Stereolithography Assisted Controllable Random Lasing Device for Tunable Threshold, Linewidth, and Wavelength

Additive manufacturing provides flexibility in making structures according to specific geometry requirements. Advances in this technology, including sophisticated laser-based stereolithography (SLA) technique, have paved the way to fabricate structures with layer resolutions up to 25 mu m. Although the feasibility of random lasing is shown in 3D-printed structures, a study on varying lasing properties using SLA printing technique with continuous wave laser pumping is not studied yet in depth.
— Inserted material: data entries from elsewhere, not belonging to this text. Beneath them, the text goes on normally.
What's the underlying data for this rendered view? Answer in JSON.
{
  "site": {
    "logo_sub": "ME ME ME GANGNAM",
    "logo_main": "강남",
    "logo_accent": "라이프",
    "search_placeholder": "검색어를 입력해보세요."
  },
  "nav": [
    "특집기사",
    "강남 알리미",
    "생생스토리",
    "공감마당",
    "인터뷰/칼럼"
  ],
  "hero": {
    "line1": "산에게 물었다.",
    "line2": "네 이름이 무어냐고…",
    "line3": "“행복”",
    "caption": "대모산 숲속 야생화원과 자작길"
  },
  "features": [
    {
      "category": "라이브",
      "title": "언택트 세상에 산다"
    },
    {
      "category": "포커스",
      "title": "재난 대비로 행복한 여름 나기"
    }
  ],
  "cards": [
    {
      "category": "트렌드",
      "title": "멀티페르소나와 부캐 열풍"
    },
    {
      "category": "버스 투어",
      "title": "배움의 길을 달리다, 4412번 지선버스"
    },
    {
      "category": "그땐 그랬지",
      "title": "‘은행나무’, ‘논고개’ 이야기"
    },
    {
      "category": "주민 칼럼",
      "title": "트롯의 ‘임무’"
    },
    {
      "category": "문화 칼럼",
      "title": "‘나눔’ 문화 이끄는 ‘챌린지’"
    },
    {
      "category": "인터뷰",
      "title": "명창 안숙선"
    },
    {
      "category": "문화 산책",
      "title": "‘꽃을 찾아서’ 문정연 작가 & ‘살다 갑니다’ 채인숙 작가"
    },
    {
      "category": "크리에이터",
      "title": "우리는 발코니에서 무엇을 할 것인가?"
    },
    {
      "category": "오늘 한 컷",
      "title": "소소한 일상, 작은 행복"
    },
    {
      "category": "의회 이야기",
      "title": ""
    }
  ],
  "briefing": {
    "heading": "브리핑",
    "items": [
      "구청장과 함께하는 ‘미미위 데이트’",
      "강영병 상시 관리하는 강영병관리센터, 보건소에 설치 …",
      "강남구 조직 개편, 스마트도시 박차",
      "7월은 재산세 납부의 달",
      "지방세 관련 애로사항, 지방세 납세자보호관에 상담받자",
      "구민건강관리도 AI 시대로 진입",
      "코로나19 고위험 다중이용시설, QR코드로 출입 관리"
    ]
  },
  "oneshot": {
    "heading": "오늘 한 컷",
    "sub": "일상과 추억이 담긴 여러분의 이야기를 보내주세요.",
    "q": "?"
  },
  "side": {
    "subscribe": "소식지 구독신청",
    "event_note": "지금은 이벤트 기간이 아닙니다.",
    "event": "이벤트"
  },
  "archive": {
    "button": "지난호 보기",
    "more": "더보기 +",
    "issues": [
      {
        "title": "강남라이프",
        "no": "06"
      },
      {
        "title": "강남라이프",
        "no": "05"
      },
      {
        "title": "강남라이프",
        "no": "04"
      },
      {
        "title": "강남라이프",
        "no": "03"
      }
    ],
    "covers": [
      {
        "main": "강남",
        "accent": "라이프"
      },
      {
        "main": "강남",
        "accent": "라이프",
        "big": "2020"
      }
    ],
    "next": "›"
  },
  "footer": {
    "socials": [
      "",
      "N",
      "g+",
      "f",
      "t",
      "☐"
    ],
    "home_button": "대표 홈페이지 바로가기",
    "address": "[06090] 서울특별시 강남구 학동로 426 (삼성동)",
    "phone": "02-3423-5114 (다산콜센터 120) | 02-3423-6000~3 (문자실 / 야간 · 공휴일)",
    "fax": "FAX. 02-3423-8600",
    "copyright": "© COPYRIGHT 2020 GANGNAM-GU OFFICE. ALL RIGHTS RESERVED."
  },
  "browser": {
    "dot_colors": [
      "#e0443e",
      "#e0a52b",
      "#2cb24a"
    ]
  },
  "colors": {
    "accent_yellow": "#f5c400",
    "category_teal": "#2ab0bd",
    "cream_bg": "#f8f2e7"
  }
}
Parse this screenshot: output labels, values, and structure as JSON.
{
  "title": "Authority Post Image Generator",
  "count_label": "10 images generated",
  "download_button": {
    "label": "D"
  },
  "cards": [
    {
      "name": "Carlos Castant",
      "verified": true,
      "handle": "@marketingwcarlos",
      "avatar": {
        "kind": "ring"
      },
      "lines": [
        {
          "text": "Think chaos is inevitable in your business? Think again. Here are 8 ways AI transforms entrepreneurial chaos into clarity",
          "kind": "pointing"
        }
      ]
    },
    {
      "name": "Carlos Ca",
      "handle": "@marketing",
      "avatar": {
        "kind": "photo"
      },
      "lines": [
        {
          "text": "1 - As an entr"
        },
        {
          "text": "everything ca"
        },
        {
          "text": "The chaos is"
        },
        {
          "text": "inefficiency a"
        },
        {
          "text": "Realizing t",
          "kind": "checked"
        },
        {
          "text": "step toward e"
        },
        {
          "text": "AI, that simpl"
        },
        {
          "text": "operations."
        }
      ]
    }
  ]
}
Herein, SLA is used to fabricate structures conducive for random lasing. Randomly distributed vertical cylindrical microchannels are fabricated on a 1 cm x 1 cm photoresin chip of thickness 2 mm. The geometry of structures makes it viable for liquid optical gain media to be injected into the cylindrical channels. The random lasing characteristics are demonstrated including threshold and linewidths. Tunability in peak lasing wavelength, required threshold, and minimum achievable linewidth are demonstrated by changing the diameter of the microchannels. Further, it is shown that by changing the hole diameter from 260 to 470 mu m, a wavelength tunability of approximately 22 nm is achieved. This structure expects to significantly contribute for its use as an on-chip photonic sensor, wherein liquid analytes achieved can be injected and sensed using optical parameters, and for on-chip spectroscopy applications.

Automated summary

The study demonstrates the use of SLA technology to fabricate structures suitable for random lasing and investigates the tunability of lasing properties by changing the diameter of microchannels. The results show that wavelength tunability can be achieved by varying the hole diameter and injecting different liquid gain media.